Green Plum island - Chapitre 30 - Se faire d'autres amis

 

Sun Rui m'appela pour passer du temps avec elle dans la rue Nanpu, désireuse d'essayer un nouveau magasin de glace pilée qui venait d’ouvrir et où aucun de nous n’était encore allé.

L’intérieur de la boutique était entièrement rose. La lumière du soleil filtrait à travers la baie vitrée, du sol au plafond, donnant sur la rue, inondant l’espace d’une clarté douce. Sun Rui commanda un parfait à la fraise, et après avoir feuilleté le menu, j’optai finalement pour quelque chose qui n’avait pas l’air trop sucré : un raisin oolong.

« Alors, tu es hors jeu maintenant ? » demanda-t-elle une fois le serveur parti. Elle posa les coudes sur la table, les doigts entrelacés, le menton levé.

Je fixai la table, un sourire amer aux lèvres. « Il ne m’aime probablement que comme le garçon d’à côté. »
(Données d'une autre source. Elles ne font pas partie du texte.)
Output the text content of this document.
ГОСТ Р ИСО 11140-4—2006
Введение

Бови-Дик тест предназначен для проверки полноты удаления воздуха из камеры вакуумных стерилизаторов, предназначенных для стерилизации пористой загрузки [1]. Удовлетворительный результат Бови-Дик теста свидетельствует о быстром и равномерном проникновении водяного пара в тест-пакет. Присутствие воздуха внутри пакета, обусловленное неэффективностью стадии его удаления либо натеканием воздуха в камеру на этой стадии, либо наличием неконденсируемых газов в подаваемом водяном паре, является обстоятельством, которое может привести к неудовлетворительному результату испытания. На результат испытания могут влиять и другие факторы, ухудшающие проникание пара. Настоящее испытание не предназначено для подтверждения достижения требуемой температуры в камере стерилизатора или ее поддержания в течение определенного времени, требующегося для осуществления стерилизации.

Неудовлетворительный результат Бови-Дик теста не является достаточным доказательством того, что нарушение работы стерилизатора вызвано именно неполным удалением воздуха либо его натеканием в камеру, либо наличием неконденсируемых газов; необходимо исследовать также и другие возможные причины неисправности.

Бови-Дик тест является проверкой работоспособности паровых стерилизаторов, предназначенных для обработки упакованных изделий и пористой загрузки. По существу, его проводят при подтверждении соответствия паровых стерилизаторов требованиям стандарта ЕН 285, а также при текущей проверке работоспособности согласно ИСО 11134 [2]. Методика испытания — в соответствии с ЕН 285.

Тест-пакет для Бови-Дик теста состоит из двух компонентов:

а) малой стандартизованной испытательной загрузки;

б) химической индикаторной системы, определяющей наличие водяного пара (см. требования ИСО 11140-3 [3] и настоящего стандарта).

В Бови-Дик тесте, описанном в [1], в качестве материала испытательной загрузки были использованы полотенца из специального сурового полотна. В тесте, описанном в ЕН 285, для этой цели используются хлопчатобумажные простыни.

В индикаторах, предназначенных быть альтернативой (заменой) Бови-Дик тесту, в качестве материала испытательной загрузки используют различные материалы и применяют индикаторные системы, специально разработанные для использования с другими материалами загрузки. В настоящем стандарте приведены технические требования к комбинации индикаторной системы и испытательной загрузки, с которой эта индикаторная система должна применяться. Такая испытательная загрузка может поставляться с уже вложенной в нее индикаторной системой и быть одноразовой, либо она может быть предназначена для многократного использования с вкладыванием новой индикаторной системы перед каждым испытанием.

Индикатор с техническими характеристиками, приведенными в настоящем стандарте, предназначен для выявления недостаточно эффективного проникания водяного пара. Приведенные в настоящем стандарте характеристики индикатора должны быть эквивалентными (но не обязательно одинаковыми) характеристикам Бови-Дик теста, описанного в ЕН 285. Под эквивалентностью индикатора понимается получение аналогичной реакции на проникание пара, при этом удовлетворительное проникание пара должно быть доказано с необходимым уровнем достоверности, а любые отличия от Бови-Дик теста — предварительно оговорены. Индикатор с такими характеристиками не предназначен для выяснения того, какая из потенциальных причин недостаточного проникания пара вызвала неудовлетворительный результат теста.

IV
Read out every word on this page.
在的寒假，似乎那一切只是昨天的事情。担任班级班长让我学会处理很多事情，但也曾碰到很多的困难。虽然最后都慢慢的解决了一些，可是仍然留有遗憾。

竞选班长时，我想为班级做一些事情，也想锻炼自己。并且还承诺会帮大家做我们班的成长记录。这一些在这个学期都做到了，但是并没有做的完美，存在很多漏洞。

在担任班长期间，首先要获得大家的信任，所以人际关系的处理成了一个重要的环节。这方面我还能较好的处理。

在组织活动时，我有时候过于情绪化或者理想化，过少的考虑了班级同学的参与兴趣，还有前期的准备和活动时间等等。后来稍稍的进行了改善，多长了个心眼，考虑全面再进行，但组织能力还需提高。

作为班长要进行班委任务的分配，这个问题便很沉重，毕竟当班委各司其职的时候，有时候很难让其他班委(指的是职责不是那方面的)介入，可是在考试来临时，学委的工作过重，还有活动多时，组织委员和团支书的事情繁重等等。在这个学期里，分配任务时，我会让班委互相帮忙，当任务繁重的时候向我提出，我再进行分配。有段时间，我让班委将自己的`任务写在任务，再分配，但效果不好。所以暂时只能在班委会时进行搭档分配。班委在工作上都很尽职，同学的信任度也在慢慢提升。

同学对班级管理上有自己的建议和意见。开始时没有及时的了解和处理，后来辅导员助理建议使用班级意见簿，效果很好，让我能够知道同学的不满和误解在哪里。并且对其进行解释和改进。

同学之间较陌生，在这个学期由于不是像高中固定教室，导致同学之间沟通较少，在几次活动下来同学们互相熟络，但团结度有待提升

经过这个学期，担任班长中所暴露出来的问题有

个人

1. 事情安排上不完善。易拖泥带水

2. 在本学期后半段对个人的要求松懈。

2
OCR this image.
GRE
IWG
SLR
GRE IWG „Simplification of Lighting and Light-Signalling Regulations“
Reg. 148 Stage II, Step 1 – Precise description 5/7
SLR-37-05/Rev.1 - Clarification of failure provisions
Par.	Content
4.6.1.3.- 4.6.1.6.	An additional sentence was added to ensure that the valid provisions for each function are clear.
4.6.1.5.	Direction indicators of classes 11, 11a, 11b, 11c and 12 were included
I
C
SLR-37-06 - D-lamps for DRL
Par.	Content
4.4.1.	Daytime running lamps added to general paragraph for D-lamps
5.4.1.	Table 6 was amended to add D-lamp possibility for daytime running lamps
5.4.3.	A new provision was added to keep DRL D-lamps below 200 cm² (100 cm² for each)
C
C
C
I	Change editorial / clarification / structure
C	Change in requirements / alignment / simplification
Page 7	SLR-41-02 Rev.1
Les souvenirs de la nuit précédente me revinrent en flot continu.

« Répète ça ? » Yan Kongshan, qui n’avait jusque-là tourné que la tête, s’était alors entièrement retourné.

Sa réaction, aussi soudaine que théâtrale, me déstabilisa. Je crus un instant avoir dit une bêtise. Lorsqu’il me demanda de répéter, une peur irrationnelle m’envahit.

« Pourquoi ne dis-tu rien ? » Son visage, habituellement serein, était dénué de tout rire. Son ton se fit glacial. Au-dessus de sa tête, son indice d’humeur vira au rouge.

Je n’avais pourtant aucune idée de la raison de sa colère.
« J-Je ne peux pas ? » balbutiai-je en me cramponnant au portail, prêt à le refermer s’il décidait de me foncer dessus.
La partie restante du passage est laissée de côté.